Bai Yulang savait que Lu Chimo s'inquiétait pour lui, alors il dit : « Je sais que prélever du sang du cœur est très nocif pour l'énergie vitale, mais n'est-ce pas parce que j'ai un médecin divin comme mon aîné ? Il peut m'aider à récupérer et à reconstituer mon énergie vitale plus tard. »

« L’énergie vitale endommagée par le sang n’est pas si facile à reconstituer. » Lu Chimo soupira, puis, comme s’il avait compris quelque chose, il ajouta : « Pas étonnant que Xiao Shixun ait voulu tuer tous les proches du jeune maître Su à l’époque, je crains que ce ne soit l’une des raisons. »

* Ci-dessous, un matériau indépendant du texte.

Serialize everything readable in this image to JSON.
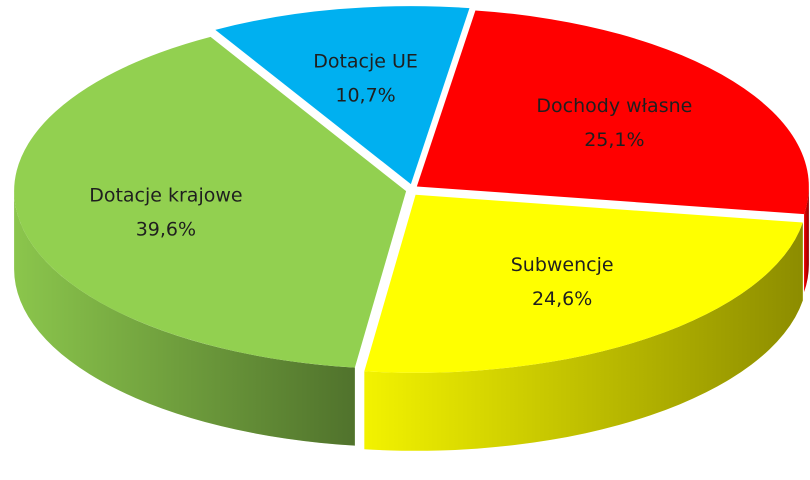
{
  "chart_data": {
    "type": "pie",
    "categories": [
      "Dochody własne",
      "Subwencje",
      "Dotacje krajowe",
      "Dotacje UE"
    ],
    "values": [
      25.1,
      24.6,
      39.6,
      10.7
    ],
    "value_labels": [
      "25,1%",
      "24,6%",
      "39,6%",
      "10,7%"
    ],
    "colors": [
      "#ff0000",
      "#ffff00",
      "#92d050",
      "#00b0f0"
    ]
  }
}
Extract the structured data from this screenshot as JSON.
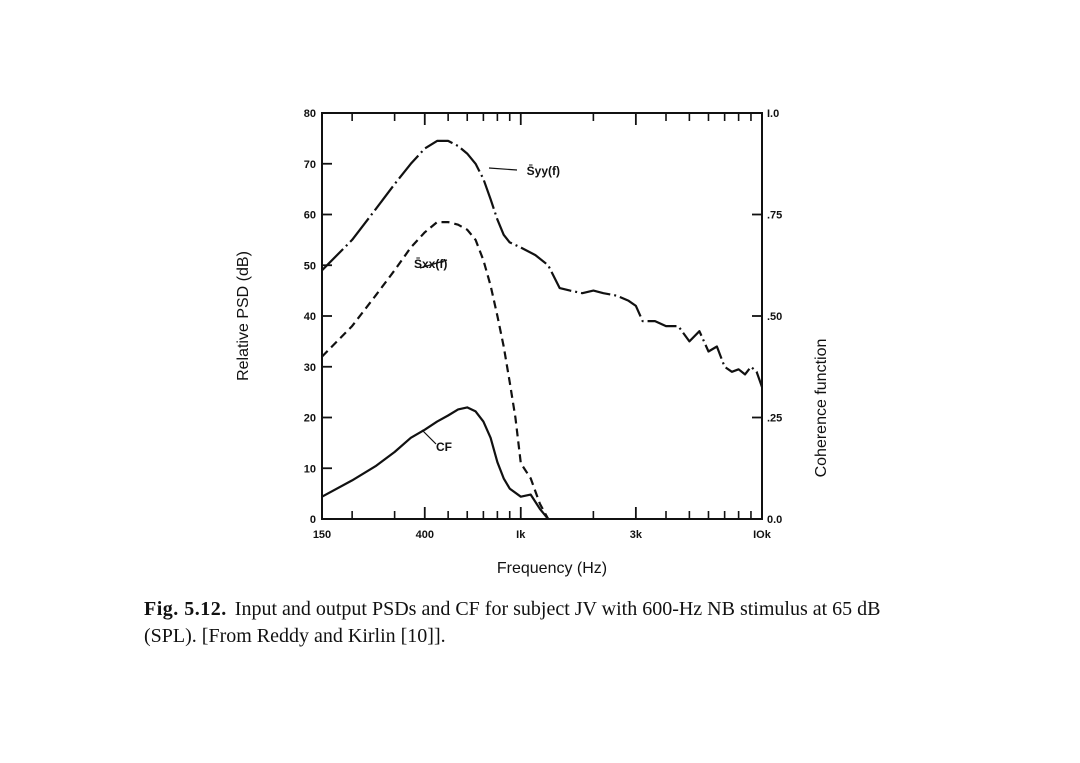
{
  "chart_data": {
    "type": "line",
    "xlabel": "Frequency (Hz)",
    "ylabel": "Relative PSD (dB)",
    "y2label": "Coherence function",
    "x_scale": "log",
    "xlim": [
      150,
      10000
    ],
    "ylim": [
      0,
      80
    ],
    "y2lim": [
      0.0,
      1.0
    ],
    "grid": false,
    "x_tick_labels": [
      {
        "value": 150,
        "label": "150"
      },
      {
        "value": 400,
        "label": "400"
      },
      {
        "value": 1000,
        "label": "Ik"
      },
      {
        "value": 3000,
        "label": "3k"
      },
      {
        "value": 10000,
        "label": "IOk"
      }
    ],
    "y_tick_labels": [
      "0",
      "10",
      "20",
      "30",
      "40",
      "50",
      "60",
      "70",
      "80"
    ],
    "y2_tick_labels": [
      {
        "value": 0.0,
        "label": "0.0"
      },
      {
        "value": 0.25,
        "label": ".25"
      },
      {
        "value": 0.5,
        "label": ".50"
      },
      {
        "value": 0.75,
        "label": ".75"
      },
      {
        "value": 1.0,
        "label": "I.0"
      }
    ],
    "series": [
      {
        "name": "S̄yy(f)",
        "style": "dash-dot",
        "axis": "left",
        "points": [
          [
            150,
            49
          ],
          [
            200,
            55
          ],
          [
            250,
            61
          ],
          [
            300,
            66
          ],
          [
            350,
            70
          ],
          [
            400,
            73
          ],
          [
            450,
            74.5
          ],
          [
            500,
            74.5
          ],
          [
            550,
            73.5
          ],
          [
            600,
            72
          ],
          [
            650,
            70
          ],
          [
            700,
            67
          ],
          [
            750,
            63
          ],
          [
            800,
            59
          ],
          [
            850,
            56
          ],
          [
            900,
            54.5
          ],
          [
            1000,
            53.5
          ],
          [
            1150,
            52
          ],
          [
            1300,
            50
          ],
          [
            1450,
            45.5
          ],
          [
            1600,
            45
          ],
          [
            1800,
            44.5
          ],
          [
            2000,
            45
          ],
          [
            2200,
            44.5
          ],
          [
            2500,
            44
          ],
          [
            2800,
            43
          ],
          [
            3000,
            42
          ],
          [
            3200,
            39
          ],
          [
            3600,
            39
          ],
          [
            4000,
            38
          ],
          [
            4500,
            38
          ],
          [
            5000,
            35
          ],
          [
            5500,
            37
          ],
          [
            6000,
            33
          ],
          [
            6500,
            34
          ],
          [
            7000,
            30
          ],
          [
            7500,
            29
          ],
          [
            8000,
            29.5
          ],
          [
            8500,
            28.5
          ],
          [
            9000,
            30
          ],
          [
            9500,
            29
          ],
          [
            10000,
            26
          ]
        ]
      },
      {
        "name": "S̄xx(f)",
        "style": "dashed",
        "axis": "left",
        "points": [
          [
            150,
            32
          ],
          [
            200,
            38
          ],
          [
            250,
            44
          ],
          [
            300,
            49
          ],
          [
            350,
            53.5
          ],
          [
            400,
            56.5
          ],
          [
            450,
            58.5
          ],
          [
            500,
            58.5
          ],
          [
            550,
            58
          ],
          [
            600,
            57
          ],
          [
            650,
            55
          ],
          [
            700,
            51
          ],
          [
            750,
            46
          ],
          [
            800,
            40
          ],
          [
            850,
            34
          ],
          [
            900,
            27
          ],
          [
            950,
            20
          ],
          [
            1000,
            11
          ],
          [
            1100,
            8
          ],
          [
            1200,
            3
          ],
          [
            1300,
            0
          ]
        ]
      },
      {
        "name": "CF",
        "style": "solid",
        "axis": "right",
        "points": [
          [
            150,
            0.055
          ],
          [
            200,
            0.095
          ],
          [
            250,
            0.13
          ],
          [
            300,
            0.165
          ],
          [
            350,
            0.2
          ],
          [
            400,
            0.22
          ],
          [
            450,
            0.24
          ],
          [
            500,
            0.255
          ],
          [
            550,
            0.27
          ],
          [
            600,
            0.275
          ],
          [
            650,
            0.265
          ],
          [
            700,
            0.24
          ],
          [
            750,
            0.2
          ],
          [
            800,
            0.14
          ],
          [
            850,
            0.1
          ],
          [
            900,
            0.075
          ],
          [
            1000,
            0.055
          ],
          [
            1100,
            0.06
          ],
          [
            1200,
            0.025
          ],
          [
            1300,
            0.0
          ]
        ]
      }
    ]
  },
  "caption": {
    "label": "Fig. 5.12.",
    "text": "Input and output PSDs and CF for subject JV with 600-Hz NB stimulus at 65 dB (SPL). [From Reddy and Kirlin [10]]."
  }
}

En entendant cela, Bai Yulang hocha la tête avec colère : « Oui, mon frère aîné a raison. Xiao Shixun craint sans doute que si nous sommes tous encore en vie, mon frère trouve un moyen de se débarrasser du poison Gu. Heureusement que je suis encore en vie, sinon il n'y aurait aucun moyen de guérir mon frère de ce poison. »

« Les agissements de Xiao Shixun sont intolérables aux yeux du Ciel, qui a donc tout orchestré dans l'ombre, permettant ainsi à Yu Lang et au jeune maître Su de vivre et de se venger. » Le ton de Lu Chimo était ferme, laissant présager une victoire certaine.

« Mais surtout, ne dis pas à mon frère que c'est le sang de mon cœur. Dis-lui simplement que c'est du sang animal. J'ai peur qu'il soit contrarié s'il l'apprend », lui rappela Bai Yulang.

Entre-temps, Su Fuliu, qui était déjà arrivée au royaume de Xiao, fut envoyée au pavillon chaleureux par Xiao Shixun.

La pièce était chaleureuse et accueillante, comme au printemps, avec un parquet chaud au toucher.